Loaded 56,847 URLs from Firefox history
Combined 1,234 duplicate URLs (visit counts summed)
Final URL count: 55,613 unique URLs
Crawling URLs: 100%|████████████████| 55613/55613 [1:42:30<00:00]
[Checkpoint saved every 500 URLs, don't worry!]
What I Learned From My Own Data
Running this on my own history was illuminating.
What I found:
- I visited Stack Overflow 2,847 times (no surprises there)
- There are 400+ YouTube videos I watched but can't remember at all
- I have a concerning number of "I'll read this later" articles that I never read
- My 3am Wikipedia binges have a distinct pattern: start with something reasonable, end on "List of people who have lived in airports"
More practically, I was finally able to find that medieval baking video. It was from Tasting History. Of course it was.
The Technical Bits (For the Curious)
If you want to run this yourself, the setup is pretty simple:
# Install dependencies
pip install aiohttp pandas beautifulsoup4 lxml tqdm
# Run the crawler (close Firefox first, or don't - it handles both)
python firefox_history_crawler.py
You'll get several output files:
firefox_history.csv— full dataset, human-readablefirefox_history_clean.csv— only successful crawlsfirefox_history_errors.csv— the ones that got away (Cloudflare, login walls, etc.)firefox_history.pkl— pickle format for fast reloading in Python
Limitations (Keeping It Real)
Not everything works perfectly:
- Some sites fight back — Cloudflare bot detection, login walls, aggressive rate limiting. We try 3 times then move on.

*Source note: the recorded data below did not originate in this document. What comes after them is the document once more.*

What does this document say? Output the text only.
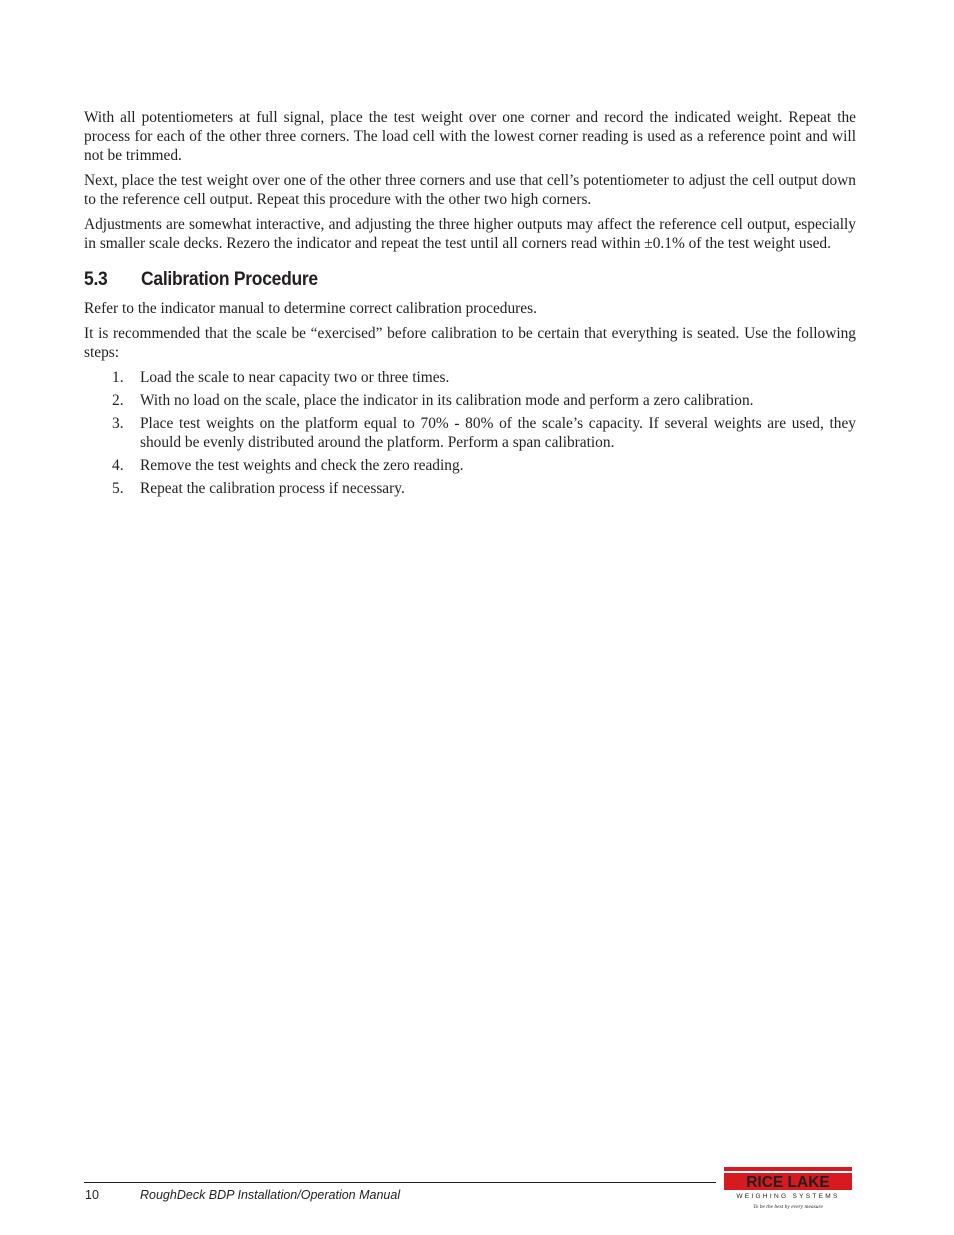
With all potentiometers at full signal, place the test weight over one corner and record the indicated weight. Repeat the process for each of the other three corners. The load cell with the lowest corner reading is used as a reference point and will not be trimmed.

Next, place the test weight over one of the other three corners and use that cell’s potentiometer to adjust the cell output down to the reference cell output. Repeat this procedure with the other two high corners.

Adjustments are somewhat interactive, and adjusting the three higher outputs may affect the reference cell output, especially in smaller scale decks. Rezero the indicator and repeat the test until all corners read within ±0.1% of the test weight used.

5.3 Calibration Procedure

Refer to the indicator manual to determine correct calibration procedures.

It is recommended that the scale be “exercised” before calibration to be certain that everything is seated. Use the following steps:

1. Load the scale to near capacity two or three times.
2. With no load on the scale, place the indicator in its calibration mode and perform a zero calibration.
3. Place test weights on the platform equal to 70% - 80% of the scale’s capacity. If several weights are used, they should be evenly distributed around the platform. Perform a span calibration.
4. Remove the test weights and check the zero reading.
5. Repeat the calibration process if necessary.
10	RoughDeck BDP Installation/Operation Manual
RICE LAKE
WEIGHING SYSTEMS
To be the best by every measure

- Social media is shy — Many platforms require authentication to see content. We get what we can from public pages.
- Memory grows — 56K URLs with content ≈ 500MB-1GB RAM. Your laptop can probably handle it, but maybe close some browser tabs first. (The irony is not lost on me.)
- macOS only (for now) — Auto-detection of the Firefox profile works on macOS. Linux/Windows users need to set the path manually.
What's Next?
This crawler was the starting point for a bigger project: MindCap, a browser extension that tracks attention patterns in real-time. The Firefox History Crawler gave me historical data to analyze; MindCap will give me ongoing insights.
If you want to understand your own browsing patterns, or just want to find that article you read at 3am six months ago, give the crawler a try. It's open source and polite to servers.